Mesmo a compra original de acções na privatização, injectando um total de 3.767 milhões de libras, foi efectivamente financiada em grande parte pela extracção de dividendos de quase 3 mil milhões de libras dos balanços herdados do sector público – bem como beneficiando de quase 5 mil milhões de libras que apareceram nos balanços graças à anulação de dívidas por parte do governo.

Esta evidência da Inglaterra e do País de Gales é consistente com a evidência internacional sobre o fracasso do sector privado em investir em serviços de água no sul global e noutros locais. Uma análise global efectuada pela PSIRU em 2006 concluiu que os cortes na ajuda, na vã esperança de investimento privado, significaram que: “A contribuição líquida de 15 anos de privatização foi assim reduzir significativamente os fundos disponíveis para os países pobres investirem na água.”

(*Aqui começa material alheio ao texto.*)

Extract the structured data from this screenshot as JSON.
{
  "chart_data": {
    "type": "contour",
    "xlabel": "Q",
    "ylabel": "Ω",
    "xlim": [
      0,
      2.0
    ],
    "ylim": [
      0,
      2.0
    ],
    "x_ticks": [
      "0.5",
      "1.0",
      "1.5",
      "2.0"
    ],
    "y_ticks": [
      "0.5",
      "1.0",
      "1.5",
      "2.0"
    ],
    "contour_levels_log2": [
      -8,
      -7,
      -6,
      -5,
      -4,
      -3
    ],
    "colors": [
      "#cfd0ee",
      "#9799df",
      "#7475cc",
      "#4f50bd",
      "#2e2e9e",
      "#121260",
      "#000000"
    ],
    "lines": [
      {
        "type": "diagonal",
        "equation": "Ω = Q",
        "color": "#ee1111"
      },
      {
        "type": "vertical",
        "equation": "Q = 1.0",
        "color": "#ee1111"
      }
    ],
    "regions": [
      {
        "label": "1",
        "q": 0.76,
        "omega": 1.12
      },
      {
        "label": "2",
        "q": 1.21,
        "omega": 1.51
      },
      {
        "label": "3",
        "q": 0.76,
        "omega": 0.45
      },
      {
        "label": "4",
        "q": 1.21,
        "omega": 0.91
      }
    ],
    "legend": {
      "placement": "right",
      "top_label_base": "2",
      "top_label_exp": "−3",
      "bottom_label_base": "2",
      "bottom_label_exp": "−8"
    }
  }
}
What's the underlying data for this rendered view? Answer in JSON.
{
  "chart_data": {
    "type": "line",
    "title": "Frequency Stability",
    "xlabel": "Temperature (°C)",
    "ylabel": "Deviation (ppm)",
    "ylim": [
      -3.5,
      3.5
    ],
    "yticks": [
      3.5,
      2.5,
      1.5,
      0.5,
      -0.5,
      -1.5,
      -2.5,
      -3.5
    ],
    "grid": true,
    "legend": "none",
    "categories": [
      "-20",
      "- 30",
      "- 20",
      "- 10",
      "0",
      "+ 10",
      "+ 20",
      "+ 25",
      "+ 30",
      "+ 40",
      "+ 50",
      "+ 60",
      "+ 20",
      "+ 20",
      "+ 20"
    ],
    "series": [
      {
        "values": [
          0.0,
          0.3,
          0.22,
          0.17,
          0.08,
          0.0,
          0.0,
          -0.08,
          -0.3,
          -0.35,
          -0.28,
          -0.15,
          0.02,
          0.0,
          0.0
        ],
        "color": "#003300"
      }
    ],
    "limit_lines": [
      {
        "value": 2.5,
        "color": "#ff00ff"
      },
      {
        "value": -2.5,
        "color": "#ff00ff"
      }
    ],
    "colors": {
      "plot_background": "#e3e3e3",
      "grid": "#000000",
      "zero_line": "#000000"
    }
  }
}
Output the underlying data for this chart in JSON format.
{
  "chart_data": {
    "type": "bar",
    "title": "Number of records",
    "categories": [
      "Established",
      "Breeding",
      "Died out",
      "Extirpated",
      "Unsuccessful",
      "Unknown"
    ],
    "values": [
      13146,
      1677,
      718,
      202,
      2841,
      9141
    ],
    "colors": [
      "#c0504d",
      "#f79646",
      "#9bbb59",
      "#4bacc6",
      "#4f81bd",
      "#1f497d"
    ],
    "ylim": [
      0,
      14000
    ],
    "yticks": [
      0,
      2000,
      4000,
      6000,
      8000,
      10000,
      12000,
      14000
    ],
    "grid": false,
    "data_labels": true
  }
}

A ideia de que um sistema de água privatizado pode gerar novos capitais dos accionistas para investimento é uma ilusão perigosa: não acontece. 

Após 33 anos em que os proprietários privados foram autorizados a retirar tanto dinheiro do sistema, não é plausível argumentar que pode haver uma regulamentação “melhor” que transformará esta situação. 

É necessária uma transição rápida para a propriedade pública para acabar com a extração de dinheiro em grande escala, bem como para proporcionar vantagens a longo prazo em termos de supervisão democrática e transparência.  Outros países, e outros sectores, devem tomar nota destes resultados, efetuar análises semelhantes sobre as privatizações ainda em curso e resistir a qualquer tentativa de introduzir mais privatizações.